Muchos fueron los telegramas apasionados que cruzaron el Atlántico, y las cartas manchadas de lágrimas que los respondieron; muchos fueron regalos modestos y de buen gusto que lord Dunraven envió a su tímida amada (para la noche de San Miguel un anillo antiguo con una sola perla rosa, para Navidad un chal japonés en tonos morados y verdes, para el Día de Reyes una cajita de música alemana con incrustaciones de carey y remaches de plata…, regalos que la pobre Garnet sentía que no podía aceptar, pero tampoco tenía el valor suficiente para rechazarlos por temor a herir los sentimientos de su pretendiente). Cuando lord Dunraven regresó a América poco después de Año Nuevo, como invitado de los Bellefleur, por supuesto, hubo muchas semanas de cartas entregadas en mano a Garnet, en la casa de la señora Pym de Bushkill’s Ferry, y semanas de encuentros aparentemente secretos en aquella casa (con Della, cómo no, en la habitación contigua, a modo de carabina), semanas de noches en vela, súplicas cada vez más apasionadas por parte de lord Dunraven, defensas cada vez más debilitadas por parte de Garnet: hasta que al fin, para asombro de todos, y para el del propio lord Dunraven, Garnet accedió a ser su esposa.

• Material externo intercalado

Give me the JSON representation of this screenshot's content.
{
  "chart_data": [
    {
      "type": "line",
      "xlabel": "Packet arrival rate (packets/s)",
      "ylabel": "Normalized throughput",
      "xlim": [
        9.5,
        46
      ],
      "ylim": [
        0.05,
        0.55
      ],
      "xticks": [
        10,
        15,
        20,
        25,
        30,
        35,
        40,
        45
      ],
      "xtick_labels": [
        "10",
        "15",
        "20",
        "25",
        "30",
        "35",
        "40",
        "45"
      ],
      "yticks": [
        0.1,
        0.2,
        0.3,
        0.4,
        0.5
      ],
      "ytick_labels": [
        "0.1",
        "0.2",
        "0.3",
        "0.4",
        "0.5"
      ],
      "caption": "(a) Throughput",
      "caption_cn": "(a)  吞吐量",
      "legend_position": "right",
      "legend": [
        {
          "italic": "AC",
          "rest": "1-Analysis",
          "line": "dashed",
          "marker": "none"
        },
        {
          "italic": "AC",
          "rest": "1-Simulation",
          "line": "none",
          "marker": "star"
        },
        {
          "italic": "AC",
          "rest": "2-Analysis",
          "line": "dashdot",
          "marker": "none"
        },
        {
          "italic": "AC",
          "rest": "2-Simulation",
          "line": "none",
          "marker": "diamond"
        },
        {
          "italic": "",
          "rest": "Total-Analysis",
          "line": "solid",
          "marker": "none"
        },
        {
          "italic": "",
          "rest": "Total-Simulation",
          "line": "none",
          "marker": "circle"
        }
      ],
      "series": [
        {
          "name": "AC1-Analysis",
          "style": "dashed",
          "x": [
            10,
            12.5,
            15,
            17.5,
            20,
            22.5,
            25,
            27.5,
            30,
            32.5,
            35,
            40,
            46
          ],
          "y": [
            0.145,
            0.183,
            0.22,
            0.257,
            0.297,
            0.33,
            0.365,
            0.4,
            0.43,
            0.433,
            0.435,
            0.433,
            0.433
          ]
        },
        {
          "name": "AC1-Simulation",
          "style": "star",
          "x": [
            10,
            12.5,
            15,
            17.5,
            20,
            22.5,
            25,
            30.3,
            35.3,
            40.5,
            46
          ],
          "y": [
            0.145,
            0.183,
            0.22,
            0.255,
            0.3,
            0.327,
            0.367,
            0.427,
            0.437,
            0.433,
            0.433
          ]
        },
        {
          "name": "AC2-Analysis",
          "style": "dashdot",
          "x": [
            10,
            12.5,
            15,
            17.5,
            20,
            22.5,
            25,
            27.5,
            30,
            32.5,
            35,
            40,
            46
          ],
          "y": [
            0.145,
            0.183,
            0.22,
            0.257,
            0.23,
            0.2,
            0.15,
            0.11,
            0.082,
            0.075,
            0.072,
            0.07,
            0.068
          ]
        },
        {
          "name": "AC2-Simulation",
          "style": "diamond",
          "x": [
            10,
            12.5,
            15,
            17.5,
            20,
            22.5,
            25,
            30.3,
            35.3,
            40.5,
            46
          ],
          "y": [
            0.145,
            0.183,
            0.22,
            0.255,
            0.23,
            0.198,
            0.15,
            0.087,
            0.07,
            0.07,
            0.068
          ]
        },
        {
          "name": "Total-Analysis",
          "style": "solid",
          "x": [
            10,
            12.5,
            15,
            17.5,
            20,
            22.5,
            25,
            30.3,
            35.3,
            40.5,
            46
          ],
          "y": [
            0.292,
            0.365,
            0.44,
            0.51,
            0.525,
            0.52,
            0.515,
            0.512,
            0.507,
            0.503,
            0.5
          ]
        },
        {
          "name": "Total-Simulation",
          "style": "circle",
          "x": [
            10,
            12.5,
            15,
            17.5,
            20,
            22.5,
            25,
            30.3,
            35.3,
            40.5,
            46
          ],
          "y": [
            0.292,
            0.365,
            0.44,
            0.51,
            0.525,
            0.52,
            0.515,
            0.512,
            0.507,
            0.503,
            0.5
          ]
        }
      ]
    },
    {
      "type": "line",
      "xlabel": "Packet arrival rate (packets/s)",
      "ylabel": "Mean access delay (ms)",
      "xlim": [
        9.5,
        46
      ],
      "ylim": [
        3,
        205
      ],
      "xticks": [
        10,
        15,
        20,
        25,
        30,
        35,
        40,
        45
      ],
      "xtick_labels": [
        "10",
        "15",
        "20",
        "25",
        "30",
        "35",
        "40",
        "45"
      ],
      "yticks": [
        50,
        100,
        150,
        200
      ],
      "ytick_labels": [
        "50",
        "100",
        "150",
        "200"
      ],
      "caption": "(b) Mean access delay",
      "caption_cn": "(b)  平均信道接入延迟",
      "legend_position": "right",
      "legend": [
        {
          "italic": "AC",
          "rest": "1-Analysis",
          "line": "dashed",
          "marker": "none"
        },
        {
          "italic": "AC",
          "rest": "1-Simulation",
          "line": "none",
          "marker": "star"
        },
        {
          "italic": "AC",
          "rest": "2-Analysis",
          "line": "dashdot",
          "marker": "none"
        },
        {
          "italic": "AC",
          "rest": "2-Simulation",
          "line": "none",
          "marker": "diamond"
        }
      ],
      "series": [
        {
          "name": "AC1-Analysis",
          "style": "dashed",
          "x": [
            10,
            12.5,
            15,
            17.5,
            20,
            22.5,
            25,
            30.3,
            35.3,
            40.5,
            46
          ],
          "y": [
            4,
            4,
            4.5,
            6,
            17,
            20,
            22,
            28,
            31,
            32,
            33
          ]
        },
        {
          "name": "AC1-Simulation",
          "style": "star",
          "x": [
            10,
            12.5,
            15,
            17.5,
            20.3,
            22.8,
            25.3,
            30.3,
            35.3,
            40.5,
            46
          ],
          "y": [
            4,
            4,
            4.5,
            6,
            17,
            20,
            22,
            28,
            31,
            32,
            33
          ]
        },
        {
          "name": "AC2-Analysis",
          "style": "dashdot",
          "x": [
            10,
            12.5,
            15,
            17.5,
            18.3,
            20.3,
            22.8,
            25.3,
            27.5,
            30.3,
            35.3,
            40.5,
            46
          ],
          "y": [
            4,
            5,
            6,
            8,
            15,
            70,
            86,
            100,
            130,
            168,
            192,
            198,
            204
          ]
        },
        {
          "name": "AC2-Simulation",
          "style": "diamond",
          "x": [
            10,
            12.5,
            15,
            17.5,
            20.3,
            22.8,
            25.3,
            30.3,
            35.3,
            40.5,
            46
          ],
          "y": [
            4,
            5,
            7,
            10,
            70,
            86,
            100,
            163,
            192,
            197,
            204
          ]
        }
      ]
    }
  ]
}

—No puedo decir…, no puedo saberlo…, si algún día sentiré el mismo amor que dice sentir por mí —dijo Garnet llorando en sus brazos—, pero…, pero… si es cierto que no me considera indigna…, si es cierto que no siente un desprecio secreto por haber entregado mi corazón y mi alma a otro hombre…, ay, con qué imprudencia…, si es como dice, que obtener mi mano en matrimonio le hará feliz, evitará que pierda la esperanza, entonces…, entonces…, entonces no puedo rechazarlo, pues, como todo el mundo exclama, lord Dunraven, es usted el más bueno de los hombres, el más generoso, el más atento…
Las palabras de Garnet provocaron en el rostro rubicundo de lord Dunraven un rubor aún más intenso y por un instante pareció no asimilar —no se atrevía a asimilar— la importancia de lo que había oído. Pero después se limitó a susurrar, «¡Mi querida Garnet! ¡Mi amada Garnet!», y la abrazó con más fuerza y le dio un beso cálido y apasionado y marital en aquellos labios angustiados.
Garnet Hecht, la joven sirvienta sin padres, nieta de la esposa del anciano Jonathan Hecht, empobrecida, apenas educada y, a raíz de su vergonzoso romance con Gideon Bellefleur y el nacimiento de su hija ilegítima, compadecida con desdén en toda la región del lago Noir… ¡iba a casarse con lord Dunraven! ¡Iba a ser la esposa de ese caballero refinado y viviría en su finca de la campiña inglesa el resto de su vida!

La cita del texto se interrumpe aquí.